Moreover, we expected that because the studies in our analysis were SRs, we could incorporate all relevant studies if we included SRs. It is possible that non–English-language reviews were ignored because we limited the scope of this study to English-language research. Finally, the ICHI and ICF tools used in this study to categorize interventions and outcomes are not officially authorized (they are still being developed by the WHO) because there are no established definition systems for digital technologies. We did not examine the SRs for overlap among RCTs. Therefore, some results may overlap.

Strengths

To our knowledge, our scoping review is the most thorough presentation of SRs of digital biomarkers. Several scoping reviews have already been published on digital biomarkers, such as the use of accelerometers to measure physical activity [88], the use of wearable and mobile technology to measure and promote healthy sleep patterns in adolescents [89], the use of wearable inertial sensors in work-related activities [90], and the use of wearable sensor technology to detect shock impacts in sports and occupational settings [91], all of which relate to a specific type of digital device or population. By contrast, this scoping review was conducted as comprehensive research to demonstrate the full spectrum of the topic and how digital biomarkers are already being integrated into health care systems.
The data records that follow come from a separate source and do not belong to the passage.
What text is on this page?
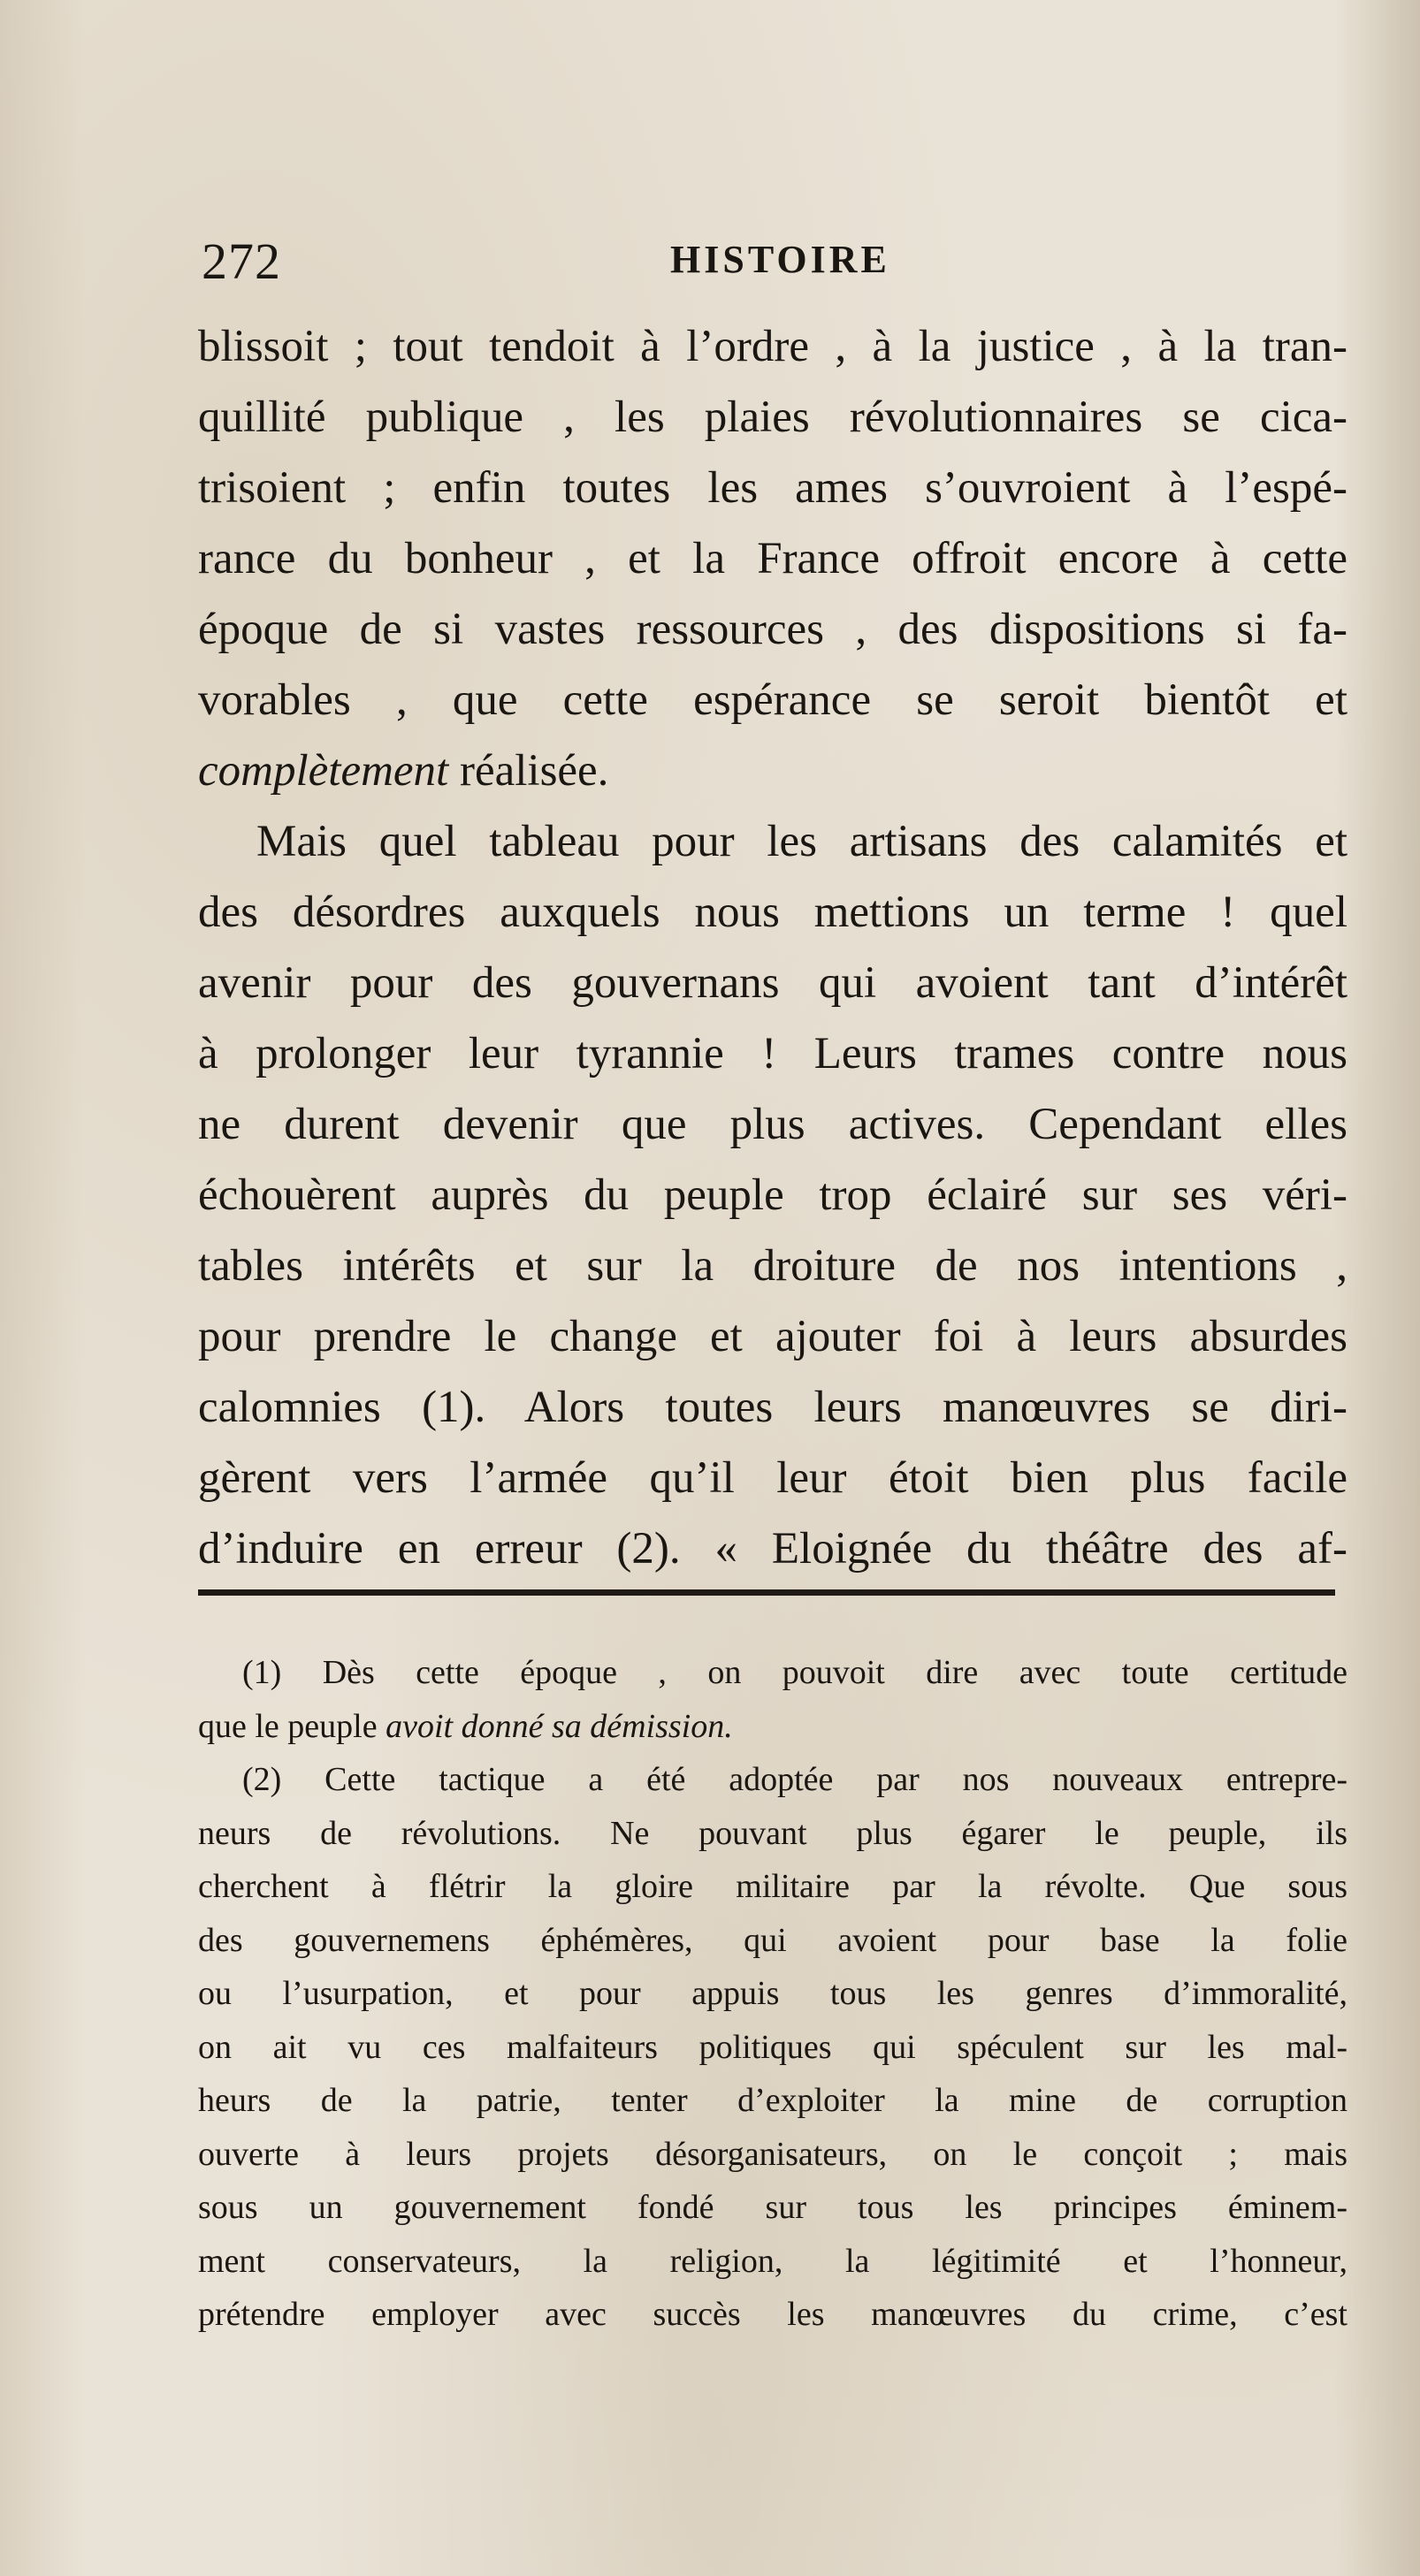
272	HISTOIRE
blissoit ; tout tendoit à l’ordre , à la justice , à la tran-
quillité publique , les plaies révolutionnaires se cica-
trisoient ; enfin toutes les ames s’ouvroient à l’espé-
rance du bonheur , et la France offroit encore à cette
époque de si vastes ressources , des dispositions si fa-
vorables , que cette espérance se seroit bientôt et
complètement réalisée.
Mais quel tableau pour les artisans des calamités et
des désordres auxquels nous mettions un terme ! quel
avenir pour des gouvernans qui avoient tant d’intérêt
à prolonger leur tyrannie ! Leurs trames contre nous
ne durent devenir que plus actives. Cependant elles
échouèrent auprès du peuple trop éclairé sur ses véri-
tables intérêts et sur la droiture de nos intentions ,
pour prendre le change et ajouter foi à leurs absurdes
calomnies (1). Alors toutes leurs manœuvres se diri-
gèrent vers l’armée qu’il leur étoit bien plus facile
d’induire en erreur (2). « Eloignée du théâtre des af-
(1) Dès cette époque , on pouvoit dire avec toute certitude
que le peuple avoit donné sa démission.
(2) Cette tactique a été adoptée par nos nouveaux entrepre-
neurs de révolutions. Ne pouvant plus égarer le peuple, ils
cherchent à flétrir la gloire militaire par la révolte. Que sous
des gouvernemens éphémères, qui avoient pour base la folie
ou l’usurpation, et pour appuis tous les genres d’immoralité,
on ait vu ces malfaiteurs politiques qui spéculent sur les mal-
heurs de la patrie, tenter d’exploiter la mine de corruption
ouverte à leurs projets désorganisateurs, on le conçoit ; mais
sous un gouvernement fondé sur tous les principes éminem-
ment conservateurs, la religion, la légitimité et l’honneur,
prétendre employer avec succès les manœuvres du crime, c’est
Our research described the scope of SRs of digital biomarkers without limitation to a specific type of patient or digital biomarker. Another strength of our study is that we used the WHO’s classification tools (ICD-11, ICHI, and ICF) to identify and categorize the included studies’ patients, interventions, and outcomes. In addition, physiological and behavioral data (digital biomarkers) were classified using the ICF tool, which was considered reliable for this purpose.

Conclusions

Our scoping review revealed that clinical evidence for a wide range of study populations, interventions, digital biomarkers, and sensor technologies has been systematically reviewed in recent years. Still, some clinical areas dominate, and notable unexplored fields exist. Understanding the clinical value of digital biomarkers requires a systematic assessment of the strength and quality of the evidence for their health effects. Understanding the breadth and quality of clinical evidence will inform clinical and health policy decision-makers about which areas are ripe for widespread adoption and evidence-based use of digital biomarkers and in which areas evidence gaps remain to be filled. Given the volume of literature on digital biomarkers across many health domains, specific definitions, standards, and methods for integration seem to be needed. We used the ICF tool to categorize behavioral and physiological data (digital biomarkers) in this study because there is no standard measurement in this area. The results suggest that this approach’s categorization of behavioral and physiological data is applicable to digital biomarkers.